L'organista ci propone un'accurata scelta di brani, molti dei quali tratti dalle opere pianistiche, che parte dai Deux Arabesques del 1888 (seconda opera pianistica di Debussy dopo la "Danse Bohemienne" del 1880), il famoso Children's Corner (formato da sei brani e composto tra il 1906 ed il 1908 in dedica alla figlia Claude-Emma, affettuosamente chiamata con l'appellativo giapponese di "Chou-Chou" (farfalla) e che gli sopravviverà solo un anno, morendo nel 1919 di difterite), due preludi (l'ottavo ed il decimo: La fille aux cheveux de lin e La cathédrale engloutie) tratti dal primo libro, la trascrizione fatta da Guilmant dell' Andantino tratto dall'unico Quartetto per Archi Op. 10 in sol minore e composto nel 1894, la trascrizione fatta da Roques del Preludio della cantata "L'Enfant Prodigue" (per Soprano, Tenore, Baritono, Coro ed Orchestra) del 1884, la trascrizione di Choisnel del Preludio del poema sinfonico "La demoiselle élue" per coro ed orchestra ed, infine, la Petite Suite, composta nel 1889 per pianoforte a quattro mani.
Paolo Bottini, di cui abbiamo già intessuto alte lodi in occasione di precedenti recensioni su queste pagine, in questo disco ci dimostra ancora una volta la sua bravura e, soprattutto, la sua profondissima capacità di entrare nell'essenza delle composizioni, cogliendone in modo particolarmente accurato le anche più minime sfumature e rendendoci queste composizioni "come se" fossero state scritte per l'organo.

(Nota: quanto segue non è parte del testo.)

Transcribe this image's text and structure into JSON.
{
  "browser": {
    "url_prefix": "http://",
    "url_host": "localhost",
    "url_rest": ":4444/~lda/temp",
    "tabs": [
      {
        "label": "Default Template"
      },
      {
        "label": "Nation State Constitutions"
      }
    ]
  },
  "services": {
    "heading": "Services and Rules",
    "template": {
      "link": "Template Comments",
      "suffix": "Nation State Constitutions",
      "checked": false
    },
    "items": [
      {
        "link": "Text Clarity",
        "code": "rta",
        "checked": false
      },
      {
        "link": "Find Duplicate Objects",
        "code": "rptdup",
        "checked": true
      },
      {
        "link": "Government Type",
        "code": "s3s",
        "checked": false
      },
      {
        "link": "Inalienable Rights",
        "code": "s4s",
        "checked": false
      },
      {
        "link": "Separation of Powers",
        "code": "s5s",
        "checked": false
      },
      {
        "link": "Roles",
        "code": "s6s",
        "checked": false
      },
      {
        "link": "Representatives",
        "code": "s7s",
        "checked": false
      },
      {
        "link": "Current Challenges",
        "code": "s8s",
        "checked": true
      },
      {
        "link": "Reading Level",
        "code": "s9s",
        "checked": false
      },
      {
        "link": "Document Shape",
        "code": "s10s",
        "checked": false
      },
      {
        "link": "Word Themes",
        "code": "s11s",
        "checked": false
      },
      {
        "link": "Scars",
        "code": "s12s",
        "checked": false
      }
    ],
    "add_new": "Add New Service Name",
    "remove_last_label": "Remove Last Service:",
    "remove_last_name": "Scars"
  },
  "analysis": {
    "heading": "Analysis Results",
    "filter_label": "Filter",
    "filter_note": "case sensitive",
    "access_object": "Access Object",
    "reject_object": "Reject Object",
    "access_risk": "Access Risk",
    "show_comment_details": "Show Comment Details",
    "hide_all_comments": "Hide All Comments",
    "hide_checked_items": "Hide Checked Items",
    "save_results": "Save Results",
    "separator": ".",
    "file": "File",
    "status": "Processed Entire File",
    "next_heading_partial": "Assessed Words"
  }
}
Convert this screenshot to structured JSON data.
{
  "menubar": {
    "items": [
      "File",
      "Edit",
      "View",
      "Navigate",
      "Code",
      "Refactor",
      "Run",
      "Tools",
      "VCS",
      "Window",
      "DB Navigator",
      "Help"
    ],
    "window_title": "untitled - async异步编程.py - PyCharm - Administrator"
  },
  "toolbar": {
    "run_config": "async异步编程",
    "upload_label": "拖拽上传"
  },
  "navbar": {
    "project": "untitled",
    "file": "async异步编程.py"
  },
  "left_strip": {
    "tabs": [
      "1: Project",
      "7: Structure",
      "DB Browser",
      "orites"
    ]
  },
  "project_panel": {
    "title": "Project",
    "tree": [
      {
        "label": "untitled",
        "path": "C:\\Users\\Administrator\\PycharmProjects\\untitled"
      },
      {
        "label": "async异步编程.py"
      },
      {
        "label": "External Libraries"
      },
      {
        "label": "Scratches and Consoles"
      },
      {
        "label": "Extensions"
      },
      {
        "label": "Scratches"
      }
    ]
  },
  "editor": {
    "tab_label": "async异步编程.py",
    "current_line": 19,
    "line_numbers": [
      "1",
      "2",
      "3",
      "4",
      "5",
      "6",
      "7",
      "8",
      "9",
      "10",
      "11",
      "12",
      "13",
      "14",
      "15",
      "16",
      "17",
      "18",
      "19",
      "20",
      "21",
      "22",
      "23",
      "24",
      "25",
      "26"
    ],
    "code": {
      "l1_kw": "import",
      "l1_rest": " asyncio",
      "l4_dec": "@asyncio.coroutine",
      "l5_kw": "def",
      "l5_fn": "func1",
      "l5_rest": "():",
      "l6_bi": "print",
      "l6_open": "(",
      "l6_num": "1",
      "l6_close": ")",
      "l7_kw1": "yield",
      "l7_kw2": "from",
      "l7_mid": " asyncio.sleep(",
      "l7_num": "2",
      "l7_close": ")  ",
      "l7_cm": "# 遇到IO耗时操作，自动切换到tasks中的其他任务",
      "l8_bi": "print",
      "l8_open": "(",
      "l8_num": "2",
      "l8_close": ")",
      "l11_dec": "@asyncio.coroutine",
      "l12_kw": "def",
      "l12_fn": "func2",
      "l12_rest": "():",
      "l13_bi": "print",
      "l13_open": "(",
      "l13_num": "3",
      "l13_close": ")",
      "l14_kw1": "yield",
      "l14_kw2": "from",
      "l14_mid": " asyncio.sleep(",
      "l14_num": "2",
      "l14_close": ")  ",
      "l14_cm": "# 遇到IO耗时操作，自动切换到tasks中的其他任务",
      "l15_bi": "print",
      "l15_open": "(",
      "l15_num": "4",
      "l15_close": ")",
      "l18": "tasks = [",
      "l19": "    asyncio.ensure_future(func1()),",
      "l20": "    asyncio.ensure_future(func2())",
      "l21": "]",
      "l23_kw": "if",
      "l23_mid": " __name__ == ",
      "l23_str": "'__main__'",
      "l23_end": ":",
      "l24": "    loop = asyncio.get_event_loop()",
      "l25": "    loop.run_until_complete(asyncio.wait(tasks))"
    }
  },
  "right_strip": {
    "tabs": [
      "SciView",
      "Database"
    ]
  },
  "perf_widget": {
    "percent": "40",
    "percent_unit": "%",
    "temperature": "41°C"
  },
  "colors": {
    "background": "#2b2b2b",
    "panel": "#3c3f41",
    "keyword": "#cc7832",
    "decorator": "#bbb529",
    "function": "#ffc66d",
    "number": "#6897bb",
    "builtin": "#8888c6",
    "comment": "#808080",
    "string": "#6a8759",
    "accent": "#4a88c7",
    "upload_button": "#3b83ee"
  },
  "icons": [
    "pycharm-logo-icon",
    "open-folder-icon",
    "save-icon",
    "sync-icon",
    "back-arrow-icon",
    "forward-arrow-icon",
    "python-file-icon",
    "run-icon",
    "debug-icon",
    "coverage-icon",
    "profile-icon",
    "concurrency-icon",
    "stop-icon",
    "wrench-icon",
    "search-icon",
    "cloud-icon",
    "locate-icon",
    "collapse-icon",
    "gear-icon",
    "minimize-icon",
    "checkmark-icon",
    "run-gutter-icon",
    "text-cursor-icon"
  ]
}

Abbiamo gradito in modo particolare i brani pianistici (su tutti La cathédrale engloutie) ma anche le trascrizioni dei brani orchestrali vengono qui da lui proposte nell'ottica più giusta e confacente alle caratteristiche peculiari della produzione di questo grande musicista.
Bisogna dare poi atto a Bottini di aver effettuato una splendida scelta dello strumento. L'incisione è stata infatti eseguita alla consolle dello splendido organo realizzato nel 1908 (e, quindi, assolutamente coevo all'autore) dal belga Anneessens Ruyssers, le cui caratteristiche e splendide timbriche si rivelano assolutamente perfette per queste musiche. Dotato dapprima di una nuova consolle nel 1980 da Pinchi e poi restaurato completamente da Zanin nel 2008, questo strumento conta 28 registri su tre tastiere e pedaliera e si conferma come uno dei migliori organi "stranieri" che possiamo trovare nella nostra Capitale.
Tecnicamente parlando, infine, la registrazione (effettuata nel mese di Ottobre 2012) si presenta assolutamente perfetta (beh... è stata fatta da quel "mostro sacro" del sound engineering che risponde al nome di Federico Savio) e ci propone in modo quanto mai presente e fedele tutte le "nuances" sonore di questo organo, rendendocele nella loro pienezza senza nulla togliere alla loro delicatezza ed armoniosità e facendocele quasi "vedere" nella perfetta spazialità di questa bellissima chiesa romana. Ottimo, come sempre, il lavoro di post-produzione e molto completo ed interessante è il libretto a corredo, con testi in italiano e francese di Elena Bugini ed Elena Ferrari Barassi, corredato da alcune belle fotografie scattate da Federico Savio.
Realizzato con il contributo dell'Associazione "Liber Exit" (che condivide gli scopi umanitari della Fondazione "D.Cosimino Fronzuto" di Gaeta), della casa organaria "Francesco Zanin" e con il Patrocinio dell'Ambasciata del Belgio in Italia, questo disco ci è piaciuto in modo particolare e consigliamo a tutti i nostri amici lettori ed appassionati di organo e musica organistica di acquistarlo al volo.